How to prepare data for overlap analysis with Venn diagram inside Google Data Studio
I always prefer preparing data outside Data Studio and I always prefer using builtin chart types when it is possible.
But sometimes, we need something fast, more or less disposable, addressing temporarily visualization needs, to get a first level of insights.
This article describes how to create quickly an overlap report, loading raw data from several data sets, preparing them to respect the required format of Venn diagram input and display them.
1. Concepts and requirements about overlap & Venn diagram
Overlap and Venn diagram considerations
Overlap report cannot be made with aggregated metrics. It requires an identifier, common to each data set, to allow to scan if every value is present (or not) in each data set.
On the other hand, to display disks and related intersections, the viz engine expects a metric value of each data set (disks), and in addition, metric value of each intersection. In other wording, preparing data, we must create also redundancy inside output data set for intersections purposes.
Queries overlap of organic results & Google Ads impressions
For this tutorial, I decide to use Google Search Console (GSC – site data) & Google Ads data of a website to quantify the number terms with impressions:
- Specific to organic results
- Specific to Ads
- Common to both elements, present on the search engine result page (SERP) of Google…so the intersection of Ads disk and GSC disk
I keep it simple using just 2 data sources, but the way it is designed allows to include more sets of data (see the 2nd example at the end of the article).
So regarding what we said about Venn diagram considerations, in our example:
- Our identifier is Search Term (And query from GSC)

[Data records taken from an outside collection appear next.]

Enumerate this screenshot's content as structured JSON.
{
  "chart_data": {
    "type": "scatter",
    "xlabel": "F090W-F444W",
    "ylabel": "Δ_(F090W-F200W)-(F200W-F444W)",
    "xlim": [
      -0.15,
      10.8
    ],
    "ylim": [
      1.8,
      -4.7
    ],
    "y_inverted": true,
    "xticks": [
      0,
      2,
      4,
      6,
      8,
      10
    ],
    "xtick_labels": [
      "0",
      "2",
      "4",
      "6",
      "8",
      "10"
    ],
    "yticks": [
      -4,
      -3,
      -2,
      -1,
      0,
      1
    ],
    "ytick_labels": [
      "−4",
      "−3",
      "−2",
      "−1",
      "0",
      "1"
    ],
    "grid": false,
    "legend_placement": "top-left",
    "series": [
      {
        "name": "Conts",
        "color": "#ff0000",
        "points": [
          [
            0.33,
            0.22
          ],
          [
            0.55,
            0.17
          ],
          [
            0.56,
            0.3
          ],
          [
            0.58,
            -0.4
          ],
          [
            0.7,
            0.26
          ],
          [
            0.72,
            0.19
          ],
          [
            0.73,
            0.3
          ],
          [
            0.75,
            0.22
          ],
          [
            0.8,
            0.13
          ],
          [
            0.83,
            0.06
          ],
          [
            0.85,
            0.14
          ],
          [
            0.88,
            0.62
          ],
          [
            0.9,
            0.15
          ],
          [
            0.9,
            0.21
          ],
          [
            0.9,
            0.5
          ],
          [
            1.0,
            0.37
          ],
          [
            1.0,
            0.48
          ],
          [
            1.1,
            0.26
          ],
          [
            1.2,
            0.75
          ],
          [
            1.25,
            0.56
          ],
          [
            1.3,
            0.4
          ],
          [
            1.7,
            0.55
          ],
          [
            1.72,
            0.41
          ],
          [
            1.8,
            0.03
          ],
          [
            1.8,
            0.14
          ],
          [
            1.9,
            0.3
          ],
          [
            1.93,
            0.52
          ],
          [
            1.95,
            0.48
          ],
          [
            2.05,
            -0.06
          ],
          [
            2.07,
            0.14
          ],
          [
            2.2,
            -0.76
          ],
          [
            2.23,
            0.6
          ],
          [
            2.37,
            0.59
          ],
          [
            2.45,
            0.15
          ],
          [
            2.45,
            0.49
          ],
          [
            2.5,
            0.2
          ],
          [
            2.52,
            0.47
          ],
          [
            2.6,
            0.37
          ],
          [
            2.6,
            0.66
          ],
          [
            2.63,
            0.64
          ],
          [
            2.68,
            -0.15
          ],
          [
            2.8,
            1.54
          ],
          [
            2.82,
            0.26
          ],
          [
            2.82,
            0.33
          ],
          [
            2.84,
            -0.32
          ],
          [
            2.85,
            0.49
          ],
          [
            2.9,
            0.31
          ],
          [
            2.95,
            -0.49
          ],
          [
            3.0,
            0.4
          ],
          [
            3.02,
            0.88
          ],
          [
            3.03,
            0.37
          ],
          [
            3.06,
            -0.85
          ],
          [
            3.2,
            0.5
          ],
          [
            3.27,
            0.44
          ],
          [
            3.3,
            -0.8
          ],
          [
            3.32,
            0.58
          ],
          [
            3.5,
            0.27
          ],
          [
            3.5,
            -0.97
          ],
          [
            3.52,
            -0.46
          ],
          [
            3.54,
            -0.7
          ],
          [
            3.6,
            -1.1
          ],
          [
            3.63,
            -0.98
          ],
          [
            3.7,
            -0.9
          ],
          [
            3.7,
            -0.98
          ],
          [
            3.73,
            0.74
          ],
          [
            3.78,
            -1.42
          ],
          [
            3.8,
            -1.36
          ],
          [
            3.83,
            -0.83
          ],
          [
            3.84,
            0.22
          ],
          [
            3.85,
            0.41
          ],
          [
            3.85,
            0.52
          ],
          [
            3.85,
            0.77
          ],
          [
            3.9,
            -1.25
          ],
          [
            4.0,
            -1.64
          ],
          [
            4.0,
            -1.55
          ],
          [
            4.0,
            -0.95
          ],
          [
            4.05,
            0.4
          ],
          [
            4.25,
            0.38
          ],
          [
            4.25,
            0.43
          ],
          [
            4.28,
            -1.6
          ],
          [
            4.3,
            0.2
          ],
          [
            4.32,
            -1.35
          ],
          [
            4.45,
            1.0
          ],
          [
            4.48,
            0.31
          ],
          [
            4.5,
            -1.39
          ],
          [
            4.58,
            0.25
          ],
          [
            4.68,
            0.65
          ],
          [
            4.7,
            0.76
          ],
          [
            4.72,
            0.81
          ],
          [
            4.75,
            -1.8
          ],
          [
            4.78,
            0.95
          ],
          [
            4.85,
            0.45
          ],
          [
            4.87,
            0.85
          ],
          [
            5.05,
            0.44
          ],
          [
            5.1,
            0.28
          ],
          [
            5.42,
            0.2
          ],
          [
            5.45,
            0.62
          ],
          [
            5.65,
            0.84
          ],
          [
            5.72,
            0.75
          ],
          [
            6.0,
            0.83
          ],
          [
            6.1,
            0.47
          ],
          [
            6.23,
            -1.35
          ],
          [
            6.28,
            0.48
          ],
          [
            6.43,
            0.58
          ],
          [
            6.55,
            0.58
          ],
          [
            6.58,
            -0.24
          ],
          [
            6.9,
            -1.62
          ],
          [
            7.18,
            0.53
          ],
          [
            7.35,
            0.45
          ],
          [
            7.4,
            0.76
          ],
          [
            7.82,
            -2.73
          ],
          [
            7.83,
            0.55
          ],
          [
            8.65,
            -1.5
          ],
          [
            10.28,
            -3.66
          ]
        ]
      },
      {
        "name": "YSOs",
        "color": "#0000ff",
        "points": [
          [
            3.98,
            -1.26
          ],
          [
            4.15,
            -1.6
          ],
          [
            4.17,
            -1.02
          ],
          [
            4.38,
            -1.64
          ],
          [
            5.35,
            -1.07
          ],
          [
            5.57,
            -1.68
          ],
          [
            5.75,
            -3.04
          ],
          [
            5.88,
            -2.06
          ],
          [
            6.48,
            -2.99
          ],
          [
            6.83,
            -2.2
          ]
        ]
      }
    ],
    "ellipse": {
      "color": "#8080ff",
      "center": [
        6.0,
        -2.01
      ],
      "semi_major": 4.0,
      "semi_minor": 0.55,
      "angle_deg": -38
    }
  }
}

- Our metric is the count of Search Terms and queries
Of courses, this is just an example and the recipe can be applied to a lot of use cases requiring overlap visualization for clusters, audiences, segments…
2. The result
3. Ingredients for the overlap report
First, let’s discover which elements we will build through this Google Data Studio tutorial:
- Your 2 data sets from 2 segments or data sources. For the example :
- Impressions from Google Ads account broken down by Search term
- Impressions from Google Search Console, for site data, broken down by Query
- Blended data tables with mentioned data to join common identifiers and also identify the ones specific to each data set
- A custom visualization chart to draw Venn diagram table chart
- Chart calculated fields, to calculate required dimension and metric, specific to Venn diagram data need
4. Blended data
Them, we blend data and name them “BD – Ads ans organic impressions by query” as described below for our example:
- Left table – GSC site data
- Table name: “GSC”
- Dimension: “Query”
- Metric: “Impressions”
- Right table – Google Ads data
- Table name: “Ads”
- Dimension: “Search term”
- Metric: “Impressions”
- Join configuration
- Operator: Full outer join
- join keys: Query for GSC table and Search term for Ads table
5. Custom visualization for Venn diagram
Venn diagram is an efficient visualization to depict overlap. For our tutorial, I propose to test a free community visualization generously cooked by First but you can build your own custom visualization & maintain it, taking advantage of visualization libraries like D3 or Chart.js.
The more important is the graphic rendering of Venn diagram, easy & fast to understand.
Then, you must to allow the execution of custom visualization ressources for the active report and turn on community visualization access on your data sources.
But first, If you add a partner visualization for the first time, here, how to do it.
6. Chart configuration
Let’s configure the Venn diagram:
- Char type: Our custom viz Venn diagram, freshly added on report page thanks to the previous step
- Setup tab
- Data source:
- Your blended data “BD – Ads ans organic impressions by query”
- Dimension:
- A chart calculated field named “Zone” corresponding to formula below
- Metric:
- A chart calculated field named “Queries” corresponding to formula below
- Select Count (CT) aggregation instead of Count distinct
(theoretically, we don’t need count distinct for these data sets & it is more resource consuming)
- Sort:
- Queries (metric) descending
(I’ve noticed bugs or difficulty to draw the viz if the sorting was different)
- Queries (metric) descending
- Data source:
- Style tab
- Select the wished color for each disk
- Hide text and put logos, or just show dimensions and / or metric values
Zone
REGEXP_EXTRACT(
CONCAT(
IF(Query IS NOT NULL,",GSC","")
,
IF(Search term IS NOT NULL,",Google Ads","")
)
,"^.(.*)$")
Queries
COALESCE(Query,Search term)
7. Configuration review
As usual, just to be sure for having configured correctly the chart, let’s make a quick review.
8. Other example with Google Analytics
As already said, this tutorial can be applied for various use cases, including more data sets, the limit is just related to the number of tables & about data blending to join tables.
Here, another example with Google Analytics data, It is made thanks to a website measurement plan, collecting account identifiers for each interaction when the user is logged (user id). For this case, overlap chart with Venn diagram provides a picture of cross device usages with 3 disks, and data blending is a little bit different (same data source filtered with a star data model for table joins purposes).